Answer: B Different models (Llama, Mistral, etc.) expect conversations in specific formats with particular special tokens and delimiters. apply_chat_template() converts a list of message dictionaries into the correctly formatted string for the specific model being fine-tuned.


Question 22

For a given parameter budget, which approach typically works best with LoRA?

A) High rank on a few layers. B) Low rank across many layers. C) Medium rank on only the output projection. D) Variable rank per layer (higher for deeper layers).

Answer: B Research shows that for a fixed parameter budget, distributing a lower rank across more layers generally outperforms concentrating a higher rank on fewer layers. This is because fine-tuning adaptations are needed throughout the model, and each layer benefits from some degree of adaptation.


Question 23

Which evaluation dimension is MOST specific to fine-tuned models (as opposed to base models)?

A) Perplexity on a language modeling benchmark.

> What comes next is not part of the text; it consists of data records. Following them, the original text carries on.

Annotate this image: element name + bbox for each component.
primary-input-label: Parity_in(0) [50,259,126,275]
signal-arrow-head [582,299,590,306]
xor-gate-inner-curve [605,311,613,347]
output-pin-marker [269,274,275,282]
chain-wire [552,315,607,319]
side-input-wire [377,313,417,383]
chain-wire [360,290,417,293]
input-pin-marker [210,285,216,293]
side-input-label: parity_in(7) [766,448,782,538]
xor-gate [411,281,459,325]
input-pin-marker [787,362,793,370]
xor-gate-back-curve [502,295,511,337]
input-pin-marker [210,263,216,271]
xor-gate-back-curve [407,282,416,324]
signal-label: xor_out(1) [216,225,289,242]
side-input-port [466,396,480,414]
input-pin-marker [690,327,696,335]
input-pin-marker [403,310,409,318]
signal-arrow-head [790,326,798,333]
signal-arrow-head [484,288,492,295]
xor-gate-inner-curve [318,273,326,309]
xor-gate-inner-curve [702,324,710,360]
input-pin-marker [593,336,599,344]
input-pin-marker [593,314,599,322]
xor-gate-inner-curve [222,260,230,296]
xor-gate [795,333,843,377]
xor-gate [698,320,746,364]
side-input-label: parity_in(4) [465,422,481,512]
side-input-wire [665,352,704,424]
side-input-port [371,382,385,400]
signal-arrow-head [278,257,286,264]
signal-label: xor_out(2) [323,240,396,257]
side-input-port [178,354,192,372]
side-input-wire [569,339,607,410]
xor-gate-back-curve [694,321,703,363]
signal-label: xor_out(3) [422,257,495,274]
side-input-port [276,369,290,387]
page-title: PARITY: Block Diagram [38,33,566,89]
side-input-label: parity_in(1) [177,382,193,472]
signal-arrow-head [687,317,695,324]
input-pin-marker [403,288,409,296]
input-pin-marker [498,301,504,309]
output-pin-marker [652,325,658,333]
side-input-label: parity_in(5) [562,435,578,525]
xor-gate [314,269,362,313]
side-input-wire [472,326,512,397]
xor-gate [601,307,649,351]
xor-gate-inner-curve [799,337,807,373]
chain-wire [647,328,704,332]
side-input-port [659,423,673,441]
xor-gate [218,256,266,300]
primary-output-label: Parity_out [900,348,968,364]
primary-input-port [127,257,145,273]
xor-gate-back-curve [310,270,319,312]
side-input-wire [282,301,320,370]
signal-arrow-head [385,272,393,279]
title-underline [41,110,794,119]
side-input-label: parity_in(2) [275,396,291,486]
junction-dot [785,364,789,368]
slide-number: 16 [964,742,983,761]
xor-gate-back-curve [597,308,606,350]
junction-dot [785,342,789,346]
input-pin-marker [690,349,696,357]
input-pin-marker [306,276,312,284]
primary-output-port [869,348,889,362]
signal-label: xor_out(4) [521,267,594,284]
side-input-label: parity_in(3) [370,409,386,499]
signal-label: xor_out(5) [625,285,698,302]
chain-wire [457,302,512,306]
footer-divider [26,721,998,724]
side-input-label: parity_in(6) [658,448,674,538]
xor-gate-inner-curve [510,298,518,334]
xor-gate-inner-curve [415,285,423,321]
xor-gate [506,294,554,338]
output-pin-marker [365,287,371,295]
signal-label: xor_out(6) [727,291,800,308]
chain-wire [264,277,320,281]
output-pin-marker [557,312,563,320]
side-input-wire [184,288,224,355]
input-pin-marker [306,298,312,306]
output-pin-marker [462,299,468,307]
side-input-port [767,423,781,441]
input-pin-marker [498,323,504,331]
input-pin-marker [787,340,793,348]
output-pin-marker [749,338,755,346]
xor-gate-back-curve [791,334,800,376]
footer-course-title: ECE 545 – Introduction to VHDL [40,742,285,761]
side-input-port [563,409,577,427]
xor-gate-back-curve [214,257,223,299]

B) General capability retention on benchmarks like MMLU. C) Token generation speed. D) Vocabulary coverage.

Answer: B General capability retention is uniquely important for fine-tuned models because catastrophic forgetting can degrade performance on tasks the model previously handled well. Base models do not have this concern since they have not been fine-tuned.


Question 24

In multi-task fine-tuning, what is the purpose of task weights $w_t$ in the loss $\mathcal{L} = \sum_t w_t \mathcal{L}_t$?

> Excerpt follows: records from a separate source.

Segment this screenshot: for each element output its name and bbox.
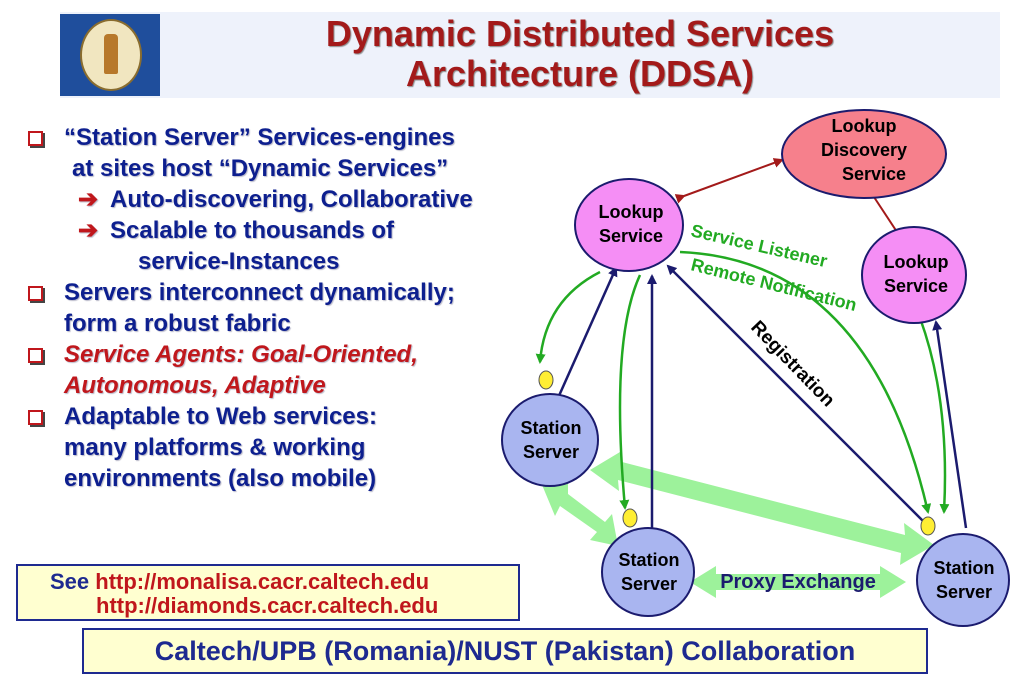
station-left-label-1: Station — [521, 418, 582, 438]
sub-bullet-2-line-1: Scalable to thousands of — [110, 217, 395, 244]
proxy-band-top — [590, 452, 934, 565]
bullet-2-line-1: Servers interconnect dynamically; — [64, 279, 455, 306]
arrow-notify-station-right — [679, 250, 932, 514]
diamonds-link[interactable]: http://diamonds.cacr.caltech.edu — [96, 593, 439, 618]
arrow-station-right-registration — [666, 264, 931, 529]
station-mid-label-1: Station — [619, 550, 680, 570]
arrow-notify-lookup-right — [918, 317, 950, 514]
bullet-2-line-2: form a robust fabric — [64, 310, 291, 337]
checkbox-bullet-icon — [28, 348, 43, 363]
sub-bullet-1-text: Auto-discovering, Collaborative — [110, 186, 473, 213]
lookup-discovery-label-3: Service — [842, 164, 906, 184]
arrow-notify-station-mid — [618, 274, 642, 510]
registration-label: Registration — [746, 317, 838, 411]
bullet-1: “Station Server” Services-engines — [24, 122, 564, 153]
bullet-list: “Station Server” Services-engines at sit… — [24, 122, 564, 494]
title-banner — [60, 12, 1000, 98]
arrow-notify-station-left — [535, 270, 601, 364]
collaboration-banner: Caltech/UPB (Romania)/NUST (Pakistan) Co… — [82, 628, 928, 674]
see-line-2: http://diamonds.cacr.caltech.edu — [96, 594, 438, 618]
listener-dot — [622, 508, 638, 528]
caltech-logo — [60, 14, 160, 96]
station-mid-label-2: Server — [621, 574, 677, 594]
see-line-1: See http://monalisa.cacr.caltech.edu — [50, 570, 429, 594]
seal-ring — [80, 19, 142, 91]
lookup-discovery-label-1: Lookup — [832, 116, 897, 136]
bullet-1-line-2: at sites host “Dynamic Services” — [72, 155, 449, 182]
lookup-discovery-label-2: Discovery — [821, 140, 907, 160]
proxy-band-bottom — [690, 566, 906, 598]
page-title: Dynamic Distributed Services Architectur… — [230, 14, 930, 94]
lookup-discovery-service-node — [781, 109, 947, 199]
listener-dot — [538, 370, 554, 390]
arrow-station-left-registration — [556, 266, 618, 399]
station-right-label-2: Server — [936, 582, 992, 602]
monalisa-link[interactable]: http://monalisa.cacr.caltech.edu — [95, 569, 430, 594]
station-server-right-node — [916, 533, 1010, 627]
checkbox-bullet-icon — [28, 131, 43, 146]
station-server-mid-node — [601, 527, 695, 617]
bullet-3: Service Agents: Goal-Oriented, — [24, 339, 564, 370]
bullet-4-line-1: Adaptable to Web services: — [64, 403, 377, 430]
title-line-2: Architecture (DDSA) — [405, 53, 755, 94]
arrow-right-icon: ➔ — [78, 186, 99, 213]
lookup-service-right-node — [861, 226, 967, 324]
arrow-lookup-discovery — [674, 158, 784, 204]
see-prefix: See — [50, 569, 90, 594]
sub-bullet-1: ➔ Auto-discovering, Collaborative — [24, 184, 564, 215]
bullet-3-line-1: Service Agents: Goal-Oriented, — [64, 341, 418, 368]
arrow-station-right-lookup-right — [932, 320, 968, 529]
bullet-3-line-2: Autonomous, Adaptive — [64, 372, 326, 399]
station-right-label-1: Station — [934, 558, 995, 578]
bullet-1-line-1: “Station Server” Services-engines — [64, 124, 455, 151]
sub-bullet-2: ➔ Scalable to thousands of — [24, 215, 564, 246]
lookup-left-label-2: Service — [599, 226, 663, 246]
checkbox-bullet-icon — [28, 410, 43, 425]
lookup-left-label-1: Lookup — [599, 202, 664, 222]
listener-dot — [920, 516, 936, 536]
bullet-2: Servers interconnect dynamically; — [24, 277, 564, 308]
proxy-exchange-label: Proxy Exchange — [720, 571, 876, 593]
lookup-service-left-node — [574, 178, 684, 272]
remote-notification-label: Remote Notification — [689, 254, 859, 315]
bullet-4-line-2: many platforms & working — [64, 434, 366, 461]
see-links-box: See http://monalisa.cacr.caltech.edu htt… — [16, 564, 520, 621]
bullet-4-line-3: environments (also mobile) — [64, 465, 377, 492]
lookup-right-label-2: Service — [884, 276, 948, 296]
torch-icon — [104, 34, 118, 74]
lookup-right-label-1: Lookup — [884, 252, 949, 272]
arrow-right-icon: ➔ — [78, 217, 99, 244]
station-server-left-node — [501, 393, 599, 487]
bullet-4: Adaptable to Web services: — [24, 401, 564, 432]
checkbox-bullet-icon — [28, 286, 43, 301]
station-left-label-2: Server — [523, 442, 579, 462]
sub-bullet-2-line-2: service-Instances — [138, 248, 340, 275]
proxy-band-left — [540, 480, 618, 546]
title-line-1: Dynamic Distributed Services — [325, 13, 835, 54]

A) To ensure all tasks converge at the same rate. B) To balance contributions so rare or difficult tasks are not dominated by common or easy ones. C) To reduce the total training time. D) To prevent gradient overflow.

Answer: B Task weights balance the contribution of each task to the total loss. Without weighting, tasks with more data or easier optimization can dominate the gradient signal, causing the model to underperform on rare or difficult tasks.


Question 25

Which statement about the hybrid prompting-then-fine-tuning workflow is TRUE?

A) You should always skip the prompting phase and go directly to fine-tuning. B) Data collected from the prompting phase can be used to create the fine-tuning dataset. C) Once a model is fine-tuned, prompting techniques become useless. D) The prompting phase is only useful if you have no training data.

Answer: B The hybrid approach starts with prompting to validate feasibility, then collects data from the prompting system (inputs, outputs, and human corrections) to create a high-quality fine-tuning dataset. This is a practical, iterative workflow that leverages the strengths of both approaches.